The most likely completion is: "The price of AAPL is $X"

OpenAI had to "artificially" bias it to say "I can't answer that" or it'd happily tell you a million things like that.

—

On the other hand, give the LLM room to plan, it will plan. If you ask it "To answer x what do you need", it does better at answering x

The most likely completion to "How would you tell me Apple's current price", is a logical step by step process. And that's how it gets a chance to check itself.

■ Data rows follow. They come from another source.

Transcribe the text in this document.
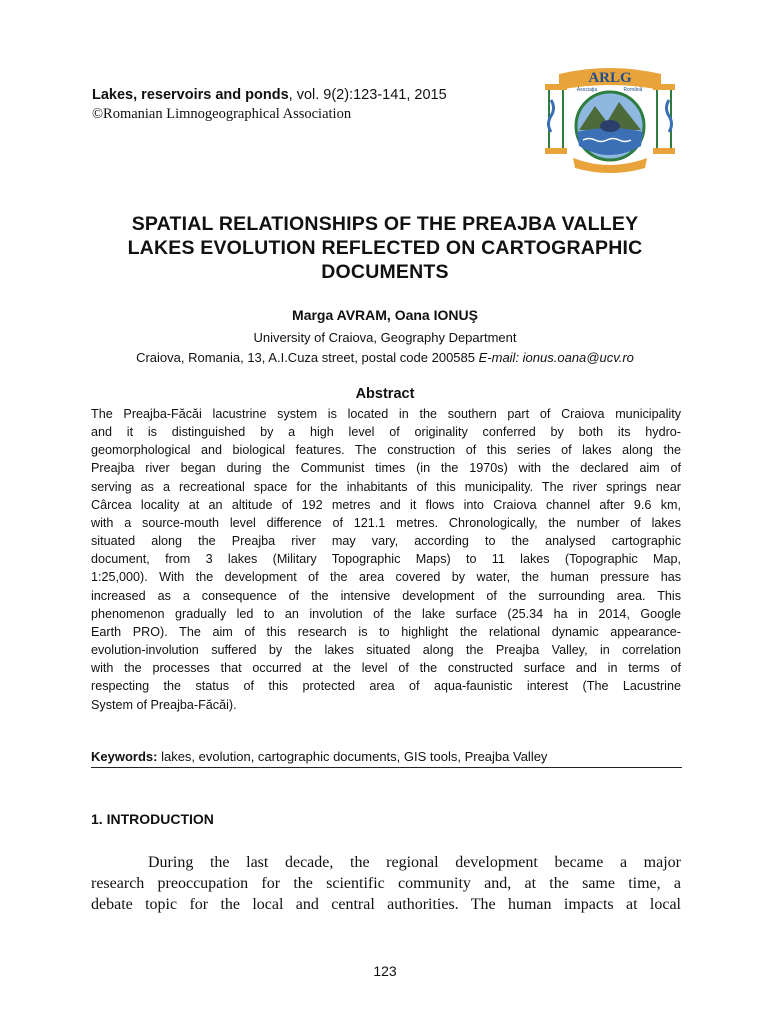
Lakes, reservoirs and ponds, vol. 9(2):123-141, 2015
©Romanian Limnogeographical Association
ARLG
Asociaţia	Română
SPATIAL RELATIONSHIPS OF THE PREAJBA VALLEY
LAKES EVOLUTION REFLECTED ON CARTOGRAPHIC
DOCUMENTS
Marga AVRAM, Oana IONUŞ
University of Craiova, Geography Department
Craiova, Romania, 13, A.I.Cuza street, postal code 200585 E-mail: ionus.oana@ucv.ro
Abstract
The Preajba-Făcăi lacustrine system is located in the southern part of Craiova municipality
and it is distinguished by a high level of originality conferred by both its hydro-
geomorphological and biological features. The construction of this series of lakes along the
Preajba river began during the Communist times (in the 1970s) with the declared aim of
serving as a recreational space for the inhabitants of this municipality. The river springs near
Cârcea locality at an altitude of 192 metres and it flows into Craiova channel after 9.6 km,
with a source-mouth level difference of 121.1 metres. Chronologically, the number of lakes
situated along the Preajba river may vary, according to the analysed cartographic
document, from 3 lakes (Military Topographic Maps) to 11 lakes (Topographic Map,
1:25,000). With the development of the area covered by water, the human pressure has
increased as a consequence of the intensive development of the surrounding area. This
phenomenon gradually led to an involution of the lake surface (25.34 ha in 2014, Google
Earth PRO). The aim of this research is to highlight the relational dynamic appearance-
evolution-involution suffered by the lakes situated along the Preajba Valley, in correlation
with the processes that occurred at the level of the constructed surface and in terms of
respecting the status of this protected area of aqua-faunistic interest (The Lacustrine
System of Preajba-Făcăi).
Keywords: lakes, evolution, cartographic documents, GIS tools, Preajba Valley
1. INTRODUCTION
During the last decade, the regional development became a major
research preoccupation for the scientific community and, at the same time, a
debate topic for the local and central authorities. The human impacts at local
123
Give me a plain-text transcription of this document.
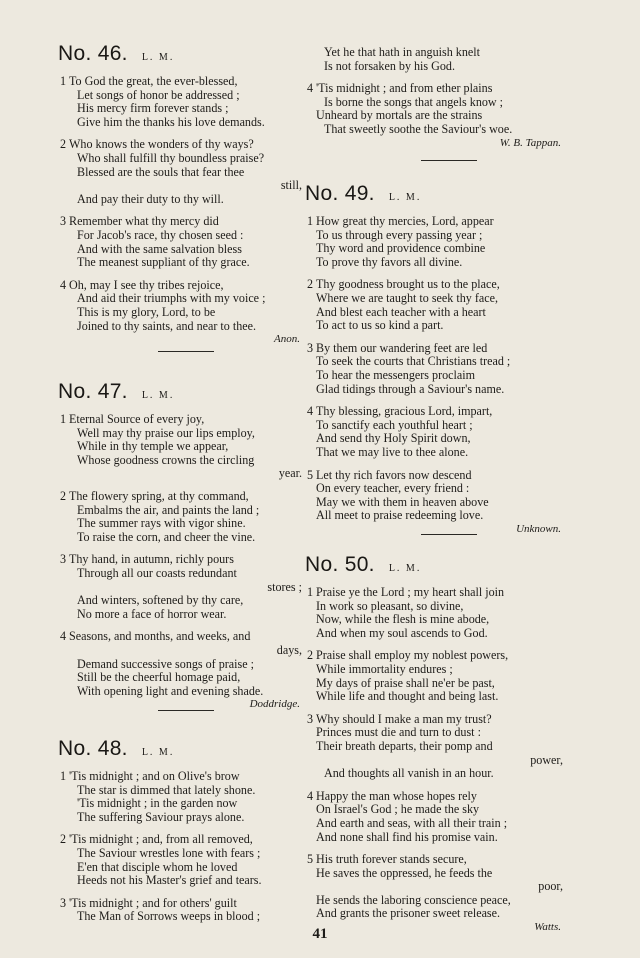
No. 46. L. M.
1 To God the great, the ever-blessed,
Let songs of honor be addressed ;
His mercy firm forever stands ;
Give him the thanks his love demands.
2 Who knows the wonders of thy ways?
Who shall fulfill thy boundless praise?
Blessed are the souls that fear thee
still,
And pay their duty to thy will.
3 Remember what thy mercy did
For Jacob's race, thy chosen seed :
And with the same salvation bless
The meanest suppliant of thy grace.
4 Oh, may I see thy tribes rejoice,
And aid their triumphs with my voice ;
This is my glory, Lord, to be
Joined to thy saints, and near to thee.
Anon.
No. 47. L. M.
1 Eternal Source of every joy,
Well may thy praise our lips employ,
While in thy temple we appear,
Whose goodness crowns the circling
year.
2 The flowery spring, at thy command,
Embalms the air, and paints the land ;
The summer rays with vigor shine.
To raise the corn, and cheer the vine.
3 Thy hand, in autumn, richly pours
Through all our coasts redundant
stores ;
And winters, softened by thy care,
No more a face of horror wear.
4 Seasons, and months, and weeks, and
days,
Demand successive songs of praise ;
Still be the cheerful homage paid,
With opening light and evening shade.
Doddridge.
No. 48. L. M.
1 'Tis midnight ; and on Olive's brow
The star is dimmed that lately shone.
'Tis midnight ; in the garden now
The suffering Saviour prays alone.
2 'Tis midnight ; and, from all removed,
The Saviour wrestles lone with fears ;
E'en that disciple whom he loved
Heeds not his Master's grief and tears.
3 'Tis midnight ; and for others' guilt
The Man of Sorrows weeps in blood ;
Yet he that hath in anguish knelt
Is not forsaken by his God.
4 'Tis midnight ; and from ether plains
Is borne the songs that angels know ;
Unheard by mortals are the strains
That sweetly soothe the Saviour's woe.
W. B. Tappan.
No. 49. L. M.
1 How great thy mercies, Lord, appear
To us through every passing year ;
Thy word and providence combine
To prove thy favors all divine.
2 Thy goodness brought us to the place,
Where we are taught to seek thy face,
And blest each teacher with a heart
To act to us so kind a part.
3 By them our wandering feet are led
To seek the courts that Christians tread ;
To hear the messengers proclaim
Glad tidings through a Saviour's name.
4 Thy blessing, gracious Lord, impart,
To sanctify each youthful heart ;
And send thy Holy Spirit down,
That we may live to thee alone.
5 Let thy rich favors now descend
On every teacher, every friend :
May we with them in heaven above
All meet to praise redeeming love.
Unknown.
No. 50. L. M.
1 Praise ye the Lord ; my heart shall join
In work so pleasant, so divine,
Now, while the flesh is mine abode,
And when my soul ascends to God.
2 Praise shall employ my noblest powers,
While immortality endures ;
My days of praise shall ne'er be past,
While life and thought and being last.
3 Why should I make a man my trust?
Princes must die and turn to dust :
Their breath departs, their pomp and
power,
And thoughts all vanish in an hour.
4 Happy the man whose hopes rely
On Israel's God ; he made the sky
And earth and seas, with all their train ;
And none shall find his promise vain.
5 His truth forever stands secure,
He saves the oppressed, he feeds the
poor,
He sends the laboring conscience peace,
And grants the prisoner sweet release.
Watts.
41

I think people underestimate how much logic the model can do in a single pass, LLMs need to output things that we assume can be done with working memory

jamilton · on Sept 2, 2023

What do you mean by "check its own output"?

tayo42 · on Sept 3, 2023

There is, I've seen it called react pattern. I'm pretty sure this is what chat gpts plug-ins feature is

tomr75 · on Sept 2, 2023

people have built their own solutions to validate data like this

won't be one size fits all due to various types of data - and if you could validate all types - why do you need the llm!

caprock · on Sept 2, 2023

This sounds a lot like the chunking concept from learning theory.

m3kw9 · on Sept 2, 2023

This wouldn’t work for ChatGPT right? All it cares about is the input context

hansvm · on Sept 2, 2023

ChatGPT is used in the paper. The problem they're solving is how to throw a loop around the LLM (like ChatGPT) to generate an appropriate input context.

slavboj · on Sept 3, 2023

In human terms, we would call this "reading the minutes".

ipnon · on Sept 2, 2023

Very interesting academies these researchers are based at … makes you wonder what kind of new applications this research enables.

Philpax · on Sept 2, 2023

What are you saying?

yieldcrv · on Sept 2, 2023

7 people got together and wrote this paper

Can someone summarize why this is different/better/more important than what we’ve seen 4 months ago with AutoGPT or even longer ago with the guy who got ChatGPT to make a compression algorithm that other ChatGPT sessions could read and resume conversations from

keskival · on Sept 2, 2023

It seems to be exactly the same as what everyone has been doing for a long time already, and they fail in citing existing implementations.

codefreakxff · on Sept 2, 2023

I haven't read it yet to be certain, but my impression is that rather than using lossless compression of entire chats, this uses lossy summarization to get the gist of chats. There will be tradeoffs between the two methods, hopefully this paper covers that.